Con esos mimbres, con esos escasos planes de futuro, ha llegado el cierre de Nissan. Ya no se trata de discutir sobre la imposibilidad real de convencer o no a sus directivos. Tal vez cualquier esfuerzo hubiera sido del todo inútil. Pero muestra que los dirigentes políticos nacionalistas en Cataluña se han equivocado. Lo hacen desde una premisa que resulta fundamental y que no es nueva.

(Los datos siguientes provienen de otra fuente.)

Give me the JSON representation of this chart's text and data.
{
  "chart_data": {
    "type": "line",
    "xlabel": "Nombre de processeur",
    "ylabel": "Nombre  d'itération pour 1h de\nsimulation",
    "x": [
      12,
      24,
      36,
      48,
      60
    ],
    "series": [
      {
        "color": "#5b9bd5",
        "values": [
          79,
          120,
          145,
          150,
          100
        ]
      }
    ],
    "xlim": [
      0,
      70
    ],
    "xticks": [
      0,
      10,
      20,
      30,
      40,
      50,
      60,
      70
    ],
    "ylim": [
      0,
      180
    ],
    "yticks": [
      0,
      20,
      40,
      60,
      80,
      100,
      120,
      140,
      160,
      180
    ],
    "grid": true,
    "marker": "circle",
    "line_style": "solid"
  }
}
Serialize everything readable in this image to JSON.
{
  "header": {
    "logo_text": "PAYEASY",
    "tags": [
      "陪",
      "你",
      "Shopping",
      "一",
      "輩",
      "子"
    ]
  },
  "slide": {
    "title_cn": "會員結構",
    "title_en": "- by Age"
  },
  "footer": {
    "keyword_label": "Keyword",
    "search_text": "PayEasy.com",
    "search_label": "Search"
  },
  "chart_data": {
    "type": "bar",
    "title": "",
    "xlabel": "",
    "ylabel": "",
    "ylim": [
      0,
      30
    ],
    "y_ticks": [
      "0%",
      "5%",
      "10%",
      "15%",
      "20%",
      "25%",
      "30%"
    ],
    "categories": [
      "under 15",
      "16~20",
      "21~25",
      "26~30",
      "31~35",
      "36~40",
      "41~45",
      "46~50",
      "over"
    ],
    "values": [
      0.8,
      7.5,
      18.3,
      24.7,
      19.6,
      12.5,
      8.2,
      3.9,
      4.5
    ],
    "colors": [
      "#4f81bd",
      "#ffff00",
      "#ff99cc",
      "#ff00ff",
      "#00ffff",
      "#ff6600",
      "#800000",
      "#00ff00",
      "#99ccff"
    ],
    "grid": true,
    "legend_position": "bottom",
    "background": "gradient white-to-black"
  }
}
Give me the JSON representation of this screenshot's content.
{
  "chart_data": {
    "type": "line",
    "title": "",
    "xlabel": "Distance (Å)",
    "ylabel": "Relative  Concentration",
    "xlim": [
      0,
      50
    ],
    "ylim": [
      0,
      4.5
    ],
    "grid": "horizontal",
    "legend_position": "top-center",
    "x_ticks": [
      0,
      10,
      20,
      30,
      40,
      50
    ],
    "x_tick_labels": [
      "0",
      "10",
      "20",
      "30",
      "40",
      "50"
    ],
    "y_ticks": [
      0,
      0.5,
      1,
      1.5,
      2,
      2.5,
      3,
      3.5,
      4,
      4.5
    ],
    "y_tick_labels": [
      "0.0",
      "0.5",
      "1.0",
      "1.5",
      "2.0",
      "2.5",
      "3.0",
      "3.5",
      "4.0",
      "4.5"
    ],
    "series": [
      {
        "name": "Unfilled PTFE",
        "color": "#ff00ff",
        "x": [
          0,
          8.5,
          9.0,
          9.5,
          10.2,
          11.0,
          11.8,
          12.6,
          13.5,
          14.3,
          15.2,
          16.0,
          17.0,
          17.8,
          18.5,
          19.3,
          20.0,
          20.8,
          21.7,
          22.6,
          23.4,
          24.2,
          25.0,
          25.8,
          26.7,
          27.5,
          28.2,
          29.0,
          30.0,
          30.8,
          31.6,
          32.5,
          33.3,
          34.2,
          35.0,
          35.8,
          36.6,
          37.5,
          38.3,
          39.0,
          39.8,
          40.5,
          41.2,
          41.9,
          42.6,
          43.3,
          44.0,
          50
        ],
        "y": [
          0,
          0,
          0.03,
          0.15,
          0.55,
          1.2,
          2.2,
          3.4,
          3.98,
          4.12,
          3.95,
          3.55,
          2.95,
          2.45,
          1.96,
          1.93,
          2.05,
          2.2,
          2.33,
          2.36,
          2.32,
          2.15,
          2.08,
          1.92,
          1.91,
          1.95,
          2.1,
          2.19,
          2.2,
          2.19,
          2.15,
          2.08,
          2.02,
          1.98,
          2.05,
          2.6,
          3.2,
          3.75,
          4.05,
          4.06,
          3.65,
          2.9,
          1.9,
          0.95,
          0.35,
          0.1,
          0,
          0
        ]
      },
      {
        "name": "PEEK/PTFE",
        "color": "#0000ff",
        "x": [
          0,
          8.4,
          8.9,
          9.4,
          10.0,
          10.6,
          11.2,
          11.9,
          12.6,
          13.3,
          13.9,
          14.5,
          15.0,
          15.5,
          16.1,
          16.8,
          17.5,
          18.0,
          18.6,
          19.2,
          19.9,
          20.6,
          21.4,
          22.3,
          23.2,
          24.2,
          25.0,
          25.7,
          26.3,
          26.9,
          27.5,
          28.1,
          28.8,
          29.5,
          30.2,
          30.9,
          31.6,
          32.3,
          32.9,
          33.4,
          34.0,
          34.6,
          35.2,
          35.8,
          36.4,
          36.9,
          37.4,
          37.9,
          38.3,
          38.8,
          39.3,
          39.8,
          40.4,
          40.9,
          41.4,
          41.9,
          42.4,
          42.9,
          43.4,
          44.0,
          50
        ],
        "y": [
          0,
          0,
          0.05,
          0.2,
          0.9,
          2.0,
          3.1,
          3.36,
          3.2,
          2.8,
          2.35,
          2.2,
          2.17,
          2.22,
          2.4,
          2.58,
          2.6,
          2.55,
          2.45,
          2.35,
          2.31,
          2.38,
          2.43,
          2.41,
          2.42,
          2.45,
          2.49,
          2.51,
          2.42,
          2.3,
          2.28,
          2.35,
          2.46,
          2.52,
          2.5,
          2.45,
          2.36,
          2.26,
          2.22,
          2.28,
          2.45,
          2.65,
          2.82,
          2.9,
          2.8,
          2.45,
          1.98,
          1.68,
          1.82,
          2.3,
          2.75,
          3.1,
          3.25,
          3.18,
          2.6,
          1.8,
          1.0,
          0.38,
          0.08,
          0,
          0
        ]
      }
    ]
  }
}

Cuando se negocia un nuevo Estatut y se dice que no será, en ningún caso, suficiente porque se ve sólo como una estación hasta el destino final, la independencia, el mensaje que se ofrece es de una gran desconfianza. Cuando se pide al Estado ayuda, pero al mismo tiempo se le acusa de todos los males, y de que no se renuncia ni se hará nunca al proyecto independentista, se crea una relación de enorme sospecha, que invita a la no colaboración.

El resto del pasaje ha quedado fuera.